Молодой пианист сидел за пианино, расслабленный, улыбающийся, с сигаретой в зубах. Его волосы были зачесаны назад и словно покрыты воском, совсем как в старых фильмах, но он вовсе не выглядел, как щеголь. Он выглядел, как Гарри Дрэйк. Колючий взгляд и волчья ухмылка.

– Знакомься, это Роберт Фробишер.

– Тот самый? Тот, кто написал эту прекрасную музыку?

– Да, тот, кто написал эту прекрасную музыку. Роберт очень уважал моего отца. Как ученик, как сын. Они доверяли друг другу свои музыкальные чувства, а это, поверь мне, гораздо более интимно, чем любовь, секс и прочее. (Она сказала «секс» таким тоном, словно это самое жалкое слово на свете.) Именно благодаря Роберту мой отец смог закончить свой последний шедевр, Die Todtenvogel. Тем летом в Вашраве, в Париже, в Вене его имя снова обрело ореол славы. Ох, я так завидовала.

– Завидовали? Почему?

– Мой отец высоко ценил Роберта. А я так нуждалась в признании, в отцовской любви. Но та их связь, музыкальная и эмоциональная, она была слишком яркой. А дружба не может быть такой, дружба должна быть гораздо спокойнее. И Роберт покинул Зедельгем зимой.

– Вернулся в Англию?

– У Роберта не было дома. Родители лишили его наследства. Он снимал комнату в отеле, в Брюгге. Моя мать запрещала мне видеться с ним. Пятьдесят лет назад репутация ценилась слишком высоко. Девушки с родословной всегда находились под присмотром наставников. Да и в любом случае, я не очень-то и хотела увидеться с ним. Мы с Григорио были обручены, а Роберт – он был болен. Болен своей гениальностью, эти его вечные вспышки, перепады настроения, то в бешенство, то в апатию, то шторм, то штиль. Как маяк. Одинокий маяк. Он мог затмить Бенджамина Бриттена, Оливье Мессиана, всех их. Но после того, как он закончил свой секстет, он вышиб себе мозги в ванной, в отеле, в Брюгге.

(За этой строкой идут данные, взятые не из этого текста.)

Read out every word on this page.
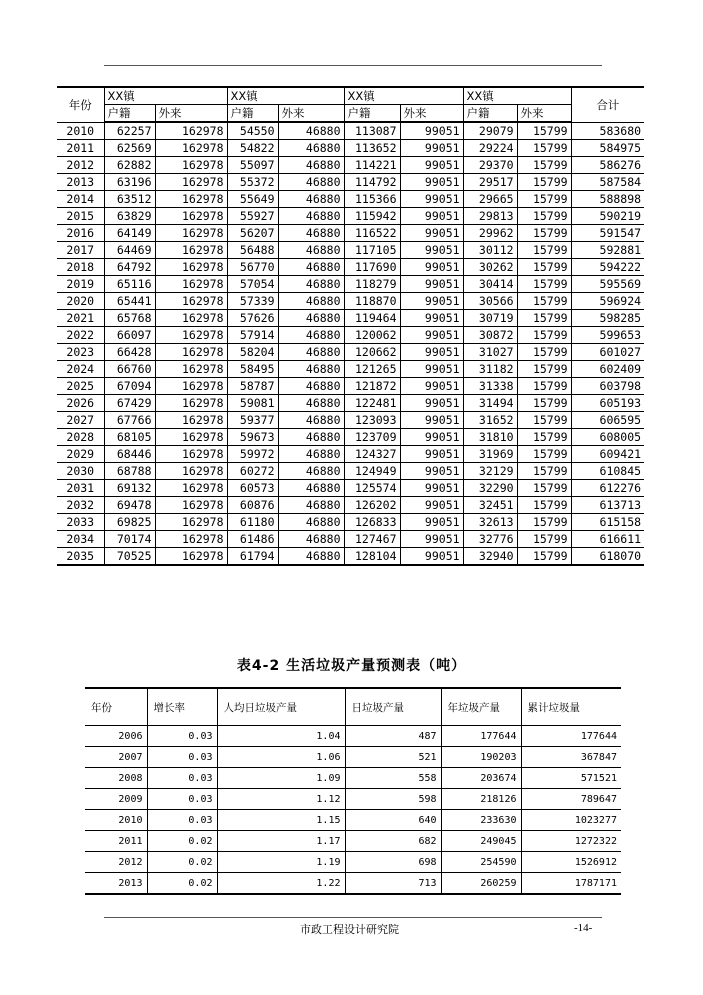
年份	XX镇		XX镇		XX镇		XX镇		合计
	户籍	外来	户籍	外来	户籍	外来	户籍	外来	
2010	62257	162978	54550	46880	113087	99051	29079	15799	583680
2011	62569	162978	54822	46880	113652	99051	29224	15799	584975
2012	62882	162978	55097	46880	114221	99051	29370	15799	586276
2013	63196	162978	55372	46880	114792	99051	29517	15799	587584
2014	63512	162978	55649	46880	115366	99051	29665	15799	588898
2015	63829	162978	55927	46880	115942	99051	29813	15799	590219
2016	64149	162978	56207	46880	116522	99051	29962	15799	591547
2017	64469	162978	56488	46880	117105	99051	30112	15799	592881
2018	64792	162978	56770	46880	117690	99051	30262	15799	594222
2019	65116	162978	57054	46880	118279	99051	30414	15799	595569
2020	65441	162978	57339	46880	118870	99051	30566	15799	596924
2021	65768	162978	57626	46880	119464	99051	30719	15799	598285
2022	66097	162978	57914	46880	120062	99051	30872	15799	599653
2023	66428	162978	58204	46880	120662	99051	31027	15799	601027
2024	66760	162978	58495	46880	121265	99051	31182	15799	602409
2025	67094	162978	58787	46880	121872	99051	31338	15799	603798
2026	67429	162978	59081	46880	122481	99051	31494	15799	605193
2027	67766	162978	59377	46880	123093	99051	31652	15799	606595
2028	68105	162978	59673	46880	123709	99051	31810	15799	608005
2029	68446	162978	59972	46880	124327	99051	31969	15799	609421
2030	68788	162978	60272	46880	124949	99051	32129	15799	610845
2031	69132	162978	60573	46880	125574	99051	32290	15799	612276
2032	69478	162978	60876	46880	126202	99051	32451	15799	613713
2033	69825	162978	61180	46880	126833	99051	32613	15799	615158
2034	70174	162978	61486	46880	127467	99051	32776	15799	616611
2035	70525	162978	61794	46880	128104	99051	32940	15799	618070
表4-2 生活垃圾产量预测表（吨）
年份	增长率	人均日垃圾产量	日垃圾产量	年垃圾产量	累计垃圾量
2006	0.03	1.04	487	177644	177644
2007	0.03	1.06	521	190203	367847
2008	0.03	1.09	558	203674	571521
2009	0.03	1.12	598	218126	789647
2010	0.03	1.15	640	233630	1023277
2011	0.02	1.17	682	249045	1272322
2012	0.02	1.19	698	254590	1526912
2013	0.02	1.22	713	260259	1787171
市政工程设计研究院	-14-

Молодой пианист все еще улыбался.

– Зачем он это сделал?

– У самоубийства никогда не бывает одной причины. Их много. Презрение семьи? Одиночество? Апатия? Может быть, он начитался Ницше в библиотеке моего отца? Роберт был одержим идеей вечного возвращения. Возвращение – это сердце его музыки. Мы живем одну и ту же жизнь, и умираем одну и ту же смерть снова и снова и снова, через каждые тридцать две ноты. И так – до бесконечности. Или… – мадам Кроммелинк зажгла свою потухшую сигарету, – мы можем винить во всем девушку.

– Какую девушку?

– Роберт любил одну глупую девушку. А она не любила его.

– И он убил себя просто потому, что она не любила его?

– Возможно. Только Роберт смог бы ответить на этот вопрос.

– Но убивать себя. Из-за какой-то там девушки.

– Он был не первый. И не последний.

– О Господи! А девушка, ну, она знала об этом?

– Конечно! Брюгге – это большая деревня. Она знала. И я могу тебя уверить, что даже через пятьдесят лет ее все еще мучает совесть. Как ревматизм. Она бы все отдала, лишь бы вернуть Роберта. Но что она может?